Let $\zeta:=e^{i\pi/6}$. As you note, $\zeta$ is a root of $t^4-t^2+1$, because it is clearly a root of $$t^6+1=(t^2+1)(t^4-t^2+1),$$ and it is not hard to check that it is not a root of $t^2+1$. For the same reason, also $\zeta^5$, $\zeta^7$ and $\zeta^{11}$ must be roots of $t^4-t^2+1$. So apparently $$t^4-t^2+1=(t-\zeta)(t-\zeta^5)(t-\zeta^7)(t-\zeta^{11}).$$ If $t^4-t^2+1$ were reducible, then either $t-\zeta^m\in\Bbb{Q}[t]$ for some $m\in\{1,5,7,11\}$, which is clearly false, or otherwse $(t-\zeta)(t-\zeta^m)\in\Bbb{Q}[t]$ for distinct $m\in\{5,7,11\}$. Trying all three options shows that this is not the case, so $t^4-t^2+1$ is irreducible over $\Bbb{Q}$.


Alternatively, by the rational root test it is clear that $t^4-t^2+1$ has no roots in $\Bbb{Q}$. We can check by brute force that it is not a product of two quadratics by solving $$(t^2+at+b)(t^2+ct+d)=t^4-t^2+1,$$ for $a,b,c,d\in\Bbb{Q}$, which comes down to solving the system of equations \begin{eqnarray*} a+c&=&0,\\ ac+b+d&=&-1,\\ ad+bc&=&0,\\ bd&=&1, \end{eqnarray*} First it is immediate that $c=-a$ and $d=b^{-1}$, so the third equation becomes $$ab^{-1}-ba=0\qquad\text{ and so }\qquad ab^2=a,$$ that is, either $a=c=0$ or $b=d=\pm1$. In the first case the second equation becomes $$b+b^{-1}=-1\qquad\text{ and so }\qquad b^2-b+1=0,$$ which is impossible. In the second case the second equation becomes $$-a^2\pm2=-1,$$ which is also impossible. So there is no such factorization, so $t^4-t^2+1$ is irreducible.

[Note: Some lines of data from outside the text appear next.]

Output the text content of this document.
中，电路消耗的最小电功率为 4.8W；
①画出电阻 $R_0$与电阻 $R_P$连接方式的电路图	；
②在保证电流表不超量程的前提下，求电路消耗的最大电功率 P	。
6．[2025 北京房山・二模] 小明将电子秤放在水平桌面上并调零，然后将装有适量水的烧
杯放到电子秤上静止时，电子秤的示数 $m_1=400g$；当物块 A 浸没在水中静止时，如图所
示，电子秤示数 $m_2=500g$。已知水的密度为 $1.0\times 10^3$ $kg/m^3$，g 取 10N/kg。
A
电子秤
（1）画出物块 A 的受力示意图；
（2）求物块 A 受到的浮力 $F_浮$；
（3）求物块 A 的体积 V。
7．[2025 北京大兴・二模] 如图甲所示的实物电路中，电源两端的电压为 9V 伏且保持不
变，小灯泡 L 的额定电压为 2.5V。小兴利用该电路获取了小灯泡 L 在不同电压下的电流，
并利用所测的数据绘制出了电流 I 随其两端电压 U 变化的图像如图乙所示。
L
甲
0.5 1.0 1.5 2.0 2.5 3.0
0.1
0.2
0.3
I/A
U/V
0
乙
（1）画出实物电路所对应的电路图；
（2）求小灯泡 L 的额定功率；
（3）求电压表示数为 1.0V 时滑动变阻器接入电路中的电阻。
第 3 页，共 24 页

Here's a slick way of showing irreducibility of $x^4- x^2+1$, using uniqueness of factorization in both $\Bbb Q[x]$ and $K[x]$, where $K$ is the field of Gaussian numbers, $\Bbb Q(i)$.

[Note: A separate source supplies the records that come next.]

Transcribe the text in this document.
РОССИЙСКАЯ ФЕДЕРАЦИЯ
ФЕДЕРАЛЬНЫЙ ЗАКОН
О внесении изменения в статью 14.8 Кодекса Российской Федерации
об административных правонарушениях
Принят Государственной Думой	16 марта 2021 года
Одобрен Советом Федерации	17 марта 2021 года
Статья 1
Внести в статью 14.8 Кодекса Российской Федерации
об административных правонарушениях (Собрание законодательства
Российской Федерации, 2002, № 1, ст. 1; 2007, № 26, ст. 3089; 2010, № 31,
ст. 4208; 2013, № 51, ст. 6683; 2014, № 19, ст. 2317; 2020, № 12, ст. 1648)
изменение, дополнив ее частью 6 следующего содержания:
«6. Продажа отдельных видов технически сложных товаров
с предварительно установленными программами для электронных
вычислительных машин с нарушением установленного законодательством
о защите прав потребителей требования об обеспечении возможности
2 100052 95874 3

Note that $x^4-x^2+1=(x^2+ix-1)(x^2-ix-1)$, and that this is a factorization into irreducibles over $K$. If the original quartic had any factorization over $\Bbb Q$, it would also be a factorization over $K$, but this product of quadratics is the only $K$-factorization that there is. So the original quartic is irreducible over the rationals.